— Милостивец! — воскликнул лохматый и скрылся.

— Кто это, с нами крестная сила? — спросила Ирина Петровна.

Пряхов объяснил.

— Богомерзкая рожа, прости Господи! Прямо висельник!

— У их архиереев эти в самом почете. Он и акафист споет, и человека, что овцу, задерет, — усмехнулся Пряхов. — Ну, выходите, что ли!

На пригорке, покрытом мхом, услужливые работники разостлали ковер и уставили на него еды и питья — меду, браги и сбитня. Путники вышли и расположились выпить, поесть и отдохнуть. Невдалеке от них работники и приказчики развели огонь и в котелке заварили толокно; стреноженные кони мирно щипали траву. Всем стало весело.

Пряхов подозвал архиерейского холопа и поднес ему чарку. Тот перекрестился, выпил, крякнул и с забавной ужимкой опрокинул пустую чарку над своей головой.

— Твое здравие, господин! — сказал он.

— Спасибо! Как звать-то тебя?

— Зови, господин, Агафошкой, Агафошка Рыжий, так меня все и кличут.

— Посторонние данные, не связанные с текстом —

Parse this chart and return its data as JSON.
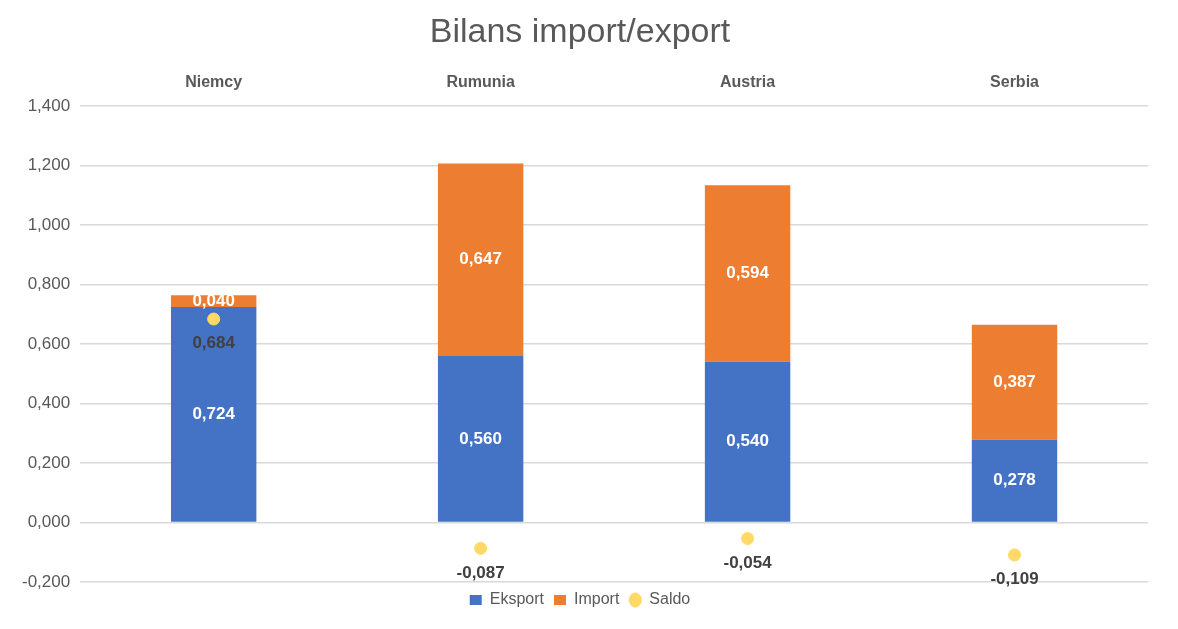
{
  "chart_data": {
    "type": "bar",
    "title": "Bilans import/export",
    "categories": [
      "Niemcy",
      "Rumunia",
      "Austria",
      "Serbia"
    ],
    "stacked": true,
    "ylim": [
      -0.2,
      1.4
    ],
    "yticks": [
      {
        "value": -0.2,
        "label": "-0,200"
      },
      {
        "value": 0,
        "label": "0,000"
      },
      {
        "value": 0.2,
        "label": "0,200"
      },
      {
        "value": 0.4,
        "label": "0,400"
      },
      {
        "value": 0.6,
        "label": "0,600"
      },
      {
        "value": 0.8,
        "label": "0,800"
      },
      {
        "value": 1.0,
        "label": "1,000"
      },
      {
        "value": 1.2,
        "label": "1,200"
      },
      {
        "value": 1.4,
        "label": "1,400"
      }
    ],
    "grid": "y",
    "legend": "bottom",
    "series": [
      {
        "name": "Eksport",
        "color": "#4472c4",
        "values": [
          0.724,
          0.56,
          0.54,
          0.278
        ],
        "value_labels": [
          "0,724",
          "0,560",
          "0,540",
          "0,278"
        ]
      },
      {
        "name": "Import",
        "color": "#ed7d31",
        "values": [
          0.04,
          0.647,
          0.594,
          0.387
        ],
        "value_labels": [
          "0,040",
          "0,647",
          "0,594",
          "0,387"
        ]
      },
      {
        "name": "Saldo",
        "type": "scatter",
        "marker": "circle",
        "color": "#ffd966",
        "x": [
          "Niemcy",
          "Rumunia",
          "Austria",
          "Serbia"
        ],
        "values": [
          0.684,
          -0.087,
          -0.054,
          -0.109
        ],
        "value_labels": [
          "0,684",
          "-0,087",
          "-0,054",
          "-0,109"
        ]
      }
    ]
  }
}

— Зачем был ты в Соловках?

— Архиерей спосылал к игумену с цидулою, а что в ней было, того не знаю, ныне же иду вспять, от игумена цидулу несу и опять, что в ней, того не знаю. Не умудрил Господь грамоту знать.

— От попа к попу, — пробормотал Пряхов, — а самого видел?

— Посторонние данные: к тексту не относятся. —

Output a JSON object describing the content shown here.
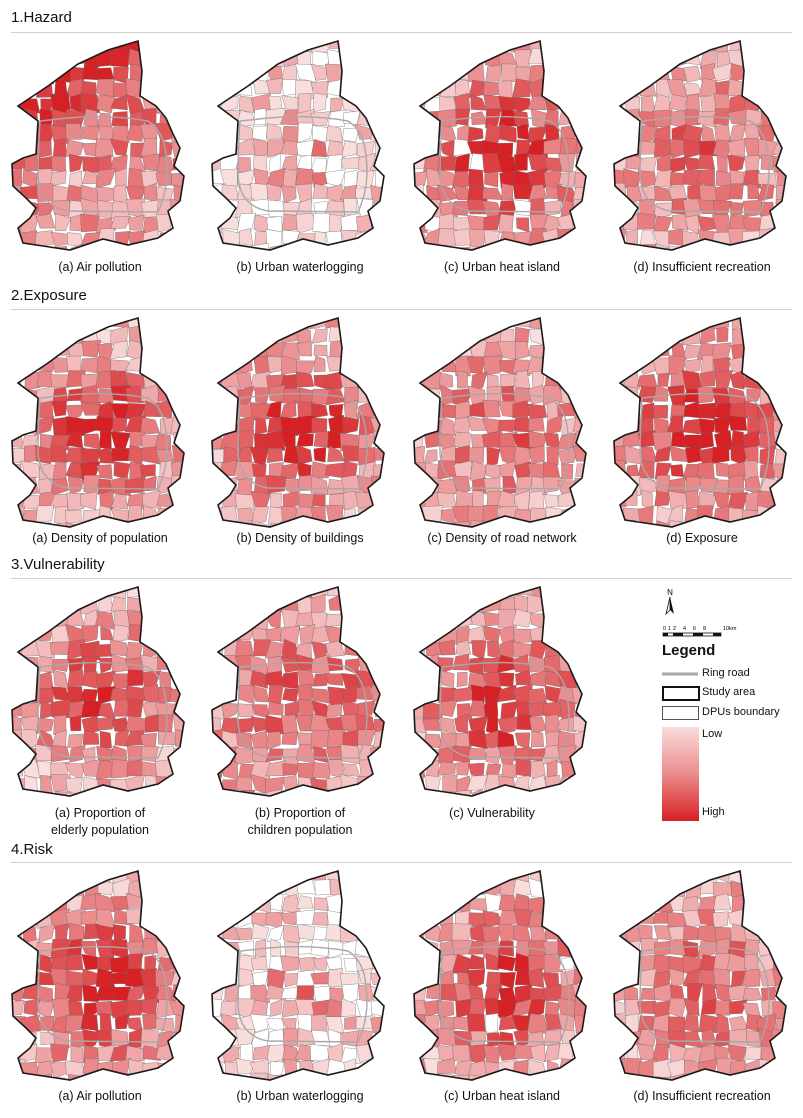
{
  "palette": {
    "low": "#f7d5d5",
    "high": "#d62024",
    "empty": "#ffffff",
    "ring": "#a8a8a8",
    "dpu": "#666666",
    "study": "#1a1a1a"
  },
  "sections": [
    {
      "title": "1.Hazard",
      "maps": [
        {
          "caption": [
            "(a) Air pollution"
          ],
          "seed": 11,
          "bias": "nw",
          "base": 0.55,
          "empty": 0
        },
        {
          "caption": [
            "(b) Urban waterlogging"
          ],
          "seed": 23,
          "bias": "low",
          "base": 0.2,
          "empty": 0.3
        },
        {
          "caption": [
            "(c) Urban heat island"
          ],
          "seed": 37,
          "bias": "center",
          "base": 0.5,
          "empty": 0.02
        },
        {
          "caption": [
            "(d) Insufficient recreation"
          ],
          "seed": 41,
          "bias": "mixed",
          "base": 0.45,
          "empty": 0
        }
      ]
    },
    {
      "title": "2.Exposure",
      "maps": [
        {
          "caption": [
            "(a) Density of population"
          ],
          "seed": 53,
          "bias": "center",
          "base": 0.4,
          "empty": 0
        },
        {
          "caption": [
            "(b) Density of buildings"
          ],
          "seed": 61,
          "bias": "center",
          "base": 0.45,
          "empty": 0
        },
        {
          "caption": [
            "(c) Density of road network"
          ],
          "seed": 71,
          "bias": "mixed",
          "base": 0.45,
          "empty": 0
        },
        {
          "caption": [
            "(d) Exposure"
          ],
          "seed": 83,
          "bias": "center",
          "base": 0.55,
          "empty": 0
        }
      ]
    },
    {
      "title": "3.Vulnerability",
      "maps": [
        {
          "caption": [
            "(a) Proportion of",
            "elderly population"
          ],
          "seed": 97,
          "bias": "center",
          "base": 0.35,
          "empty": 0
        },
        {
          "caption": [
            "(b) Proportion of",
            "children population"
          ],
          "seed": 101,
          "bias": "mixed",
          "base": 0.6,
          "empty": 0
        },
        {
          "caption": [
            "(c) Vulnerability"
          ],
          "seed": 113,
          "bias": "center",
          "base": 0.45,
          "empty": 0
        }
      ]
    },
    {
      "title": "4.Risk",
      "maps": [
        {
          "caption": [
            "(a) Air pollution"
          ],
          "seed": 127,
          "bias": "center",
          "base": 0.5,
          "empty": 0
        },
        {
          "caption": [
            "(b) Urban waterlogging"
          ],
          "seed": 131,
          "bias": "low",
          "base": 0.2,
          "empty": 0.3
        },
        {
          "caption": [
            "(c) Urban heat island"
          ],
          "seed": 139,
          "bias": "center",
          "base": 0.45,
          "empty": 0.02
        },
        {
          "caption": [
            "(d) Insufficient recreation"
          ],
          "seed": 149,
          "bias": "mixed",
          "base": 0.45,
          "empty": 0
        }
      ]
    }
  ],
  "legend": {
    "north": "N",
    "scale_ticks": [
      "0",
      "1",
      "2",
      "4",
      "6",
      "8",
      "10km"
    ],
    "title": "Legend",
    "ring_road": "Ring road",
    "study_area": "Study area",
    "dpus_boundary": "DPUs boundary",
    "low": "Low",
    "high": "High"
  }
}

— Кого, милостивец? — спросил Агафошка.

Пряхов нахмурился. Как старовер и противник новшеств, он не хотел произнести слово «царь», считая Петра за антихриста.

— Самого, — уклончиво повторил он, — он в тех местах был.

— Сподобился, господин!

— Что же он тебе не помог?

— А с чего? Он до нас не охотник. Ему солдат поболе, а не служителей, которые при церковном благолепии.

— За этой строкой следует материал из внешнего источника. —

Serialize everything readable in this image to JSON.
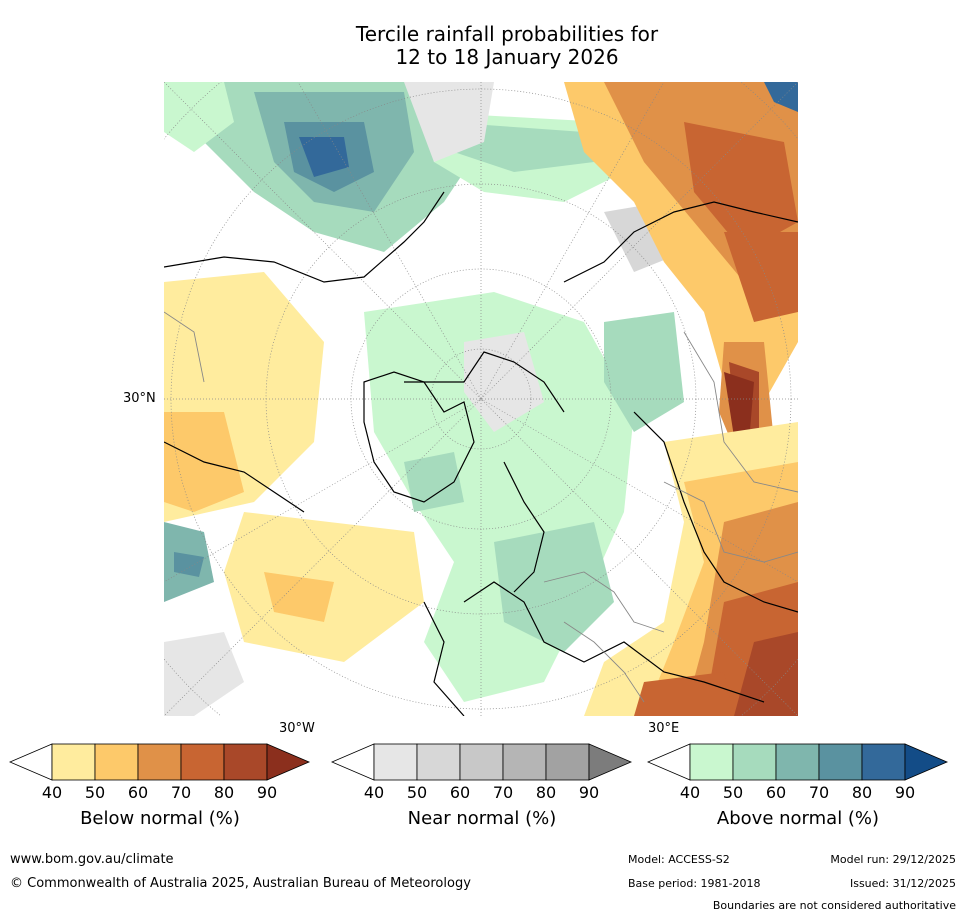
{
  "title_line1": "Tercile rainfall probabilities for",
  "title_line2": "12 to 18 January 2026",
  "map": {
    "lat_label": "30°N",
    "lon_label_left": "30°W",
    "lon_label_right": "30°E"
  },
  "colorbars": [
    {
      "id": "below",
      "label": "Below normal (%)",
      "ticks": [
        "40",
        "50",
        "60",
        "70",
        "80",
        "90"
      ],
      "colors": [
        "#ffffff",
        "#ffec9e",
        "#fdc96a",
        "#e09148",
        "#c86532",
        "#a94829",
        "#8b2f1d"
      ]
    },
    {
      "id": "near",
      "label": "Near normal (%)",
      "ticks": [
        "40",
        "50",
        "60",
        "70",
        "80",
        "90"
      ],
      "colors": [
        "#ffffff",
        "#e6e6e6",
        "#d7d7d7",
        "#c8c8c8",
        "#b5b5b5",
        "#a2a2a2",
        "#7c7c7c"
      ]
    },
    {
      "id": "above",
      "label": "Above normal (%)",
      "ticks": [
        "40",
        "50",
        "60",
        "70",
        "80",
        "90"
      ],
      "colors": [
        "#ffffff",
        "#c9f7cf",
        "#a6dbbd",
        "#7fb6ad",
        "#5a92a0",
        "#33699a",
        "#134c87"
      ]
    }
  ],
  "footer": {
    "website": "www.bom.gov.au/climate",
    "copyright": "© Commonwealth of Australia 2025, Australian Bureau of Meteorology",
    "model": "Model: ACCESS-S2",
    "base_period": "Base period: 1981-2018",
    "model_run": "Model run: 29/12/2025",
    "issued": "Issued: 31/12/2025",
    "disclaimer": "Boundaries are not considered authoritative"
  }
}
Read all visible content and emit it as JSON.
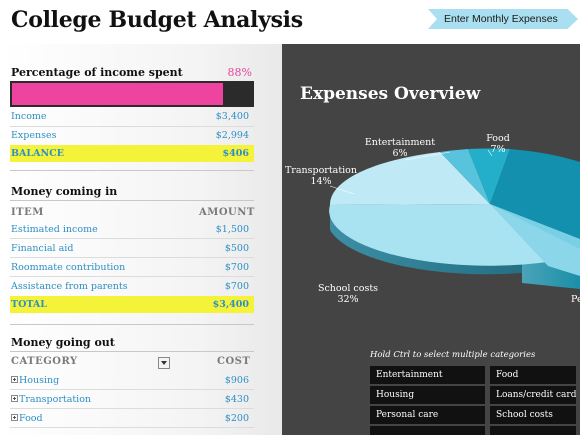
{
  "header": {
    "title": "College Budget Analysis",
    "nav_button": "Enter Monthly Expenses"
  },
  "summary": {
    "title": "Percentage of income spent",
    "percent_label": "88%",
    "percent_value": 0.88,
    "bar_color": "#ee44a0",
    "rows": [
      {
        "label": "Income",
        "value": "$3,400"
      },
      {
        "label": "Expenses",
        "value": "$2,994"
      },
      {
        "label": "BALANCE",
        "value": "$406"
      }
    ]
  },
  "income": {
    "title": "Money coming in",
    "col_item": "ITEM",
    "col_amount": "AMOUNT",
    "rows": [
      {
        "label": "Estimated income",
        "value": "$1,500"
      },
      {
        "label": "Financial aid",
        "value": "$500"
      },
      {
        "label": "Roommate contribution",
        "value": "$700"
      },
      {
        "label": "Assistance from parents",
        "value": "$700"
      },
      {
        "label": "TOTAL",
        "value": "$3,400"
      }
    ]
  },
  "outgoing": {
    "title": "Money going out",
    "col_category": "CATEGORY",
    "col_cost": "COST",
    "rows": [
      {
        "label": "Housing",
        "value": "$906"
      },
      {
        "label": "Transportation",
        "value": "$430"
      },
      {
        "label": "Food",
        "value": "$200"
      }
    ]
  },
  "overview": {
    "title": "Expenses Overview",
    "hint": "Hold Ctrl to select multiple categories",
    "slicers": [
      "Entertainment",
      "Food",
      "Housing",
      "Loans/credit cards",
      "Personal care",
      "School costs"
    ],
    "pie_labels": [
      {
        "name": "Entertainment",
        "value": "6%"
      },
      {
        "name": "Food",
        "value": "7%"
      },
      {
        "name": "Transportation",
        "value": "14%"
      },
      {
        "name": "School costs",
        "value": "32%"
      },
      {
        "name": "Pe",
        "value": ""
      }
    ],
    "colors": {
      "panel": "#444444",
      "accent": "#1fb5d0",
      "highlight": "#f5f23a"
    }
  }
}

— Истинно так, — сказал Пряхов усмехнувшись. — Никого ему не надобно, только бы табашников да немцев. Слышь, говорят-то о нем, что это — обманный царь, что его еще у матушки Натальи на басурманское дитя обменили. Как вырос, так его туда и потянуло!

— Будет тебе! — остановила мужа Ирина Петровна и потянула его за полу.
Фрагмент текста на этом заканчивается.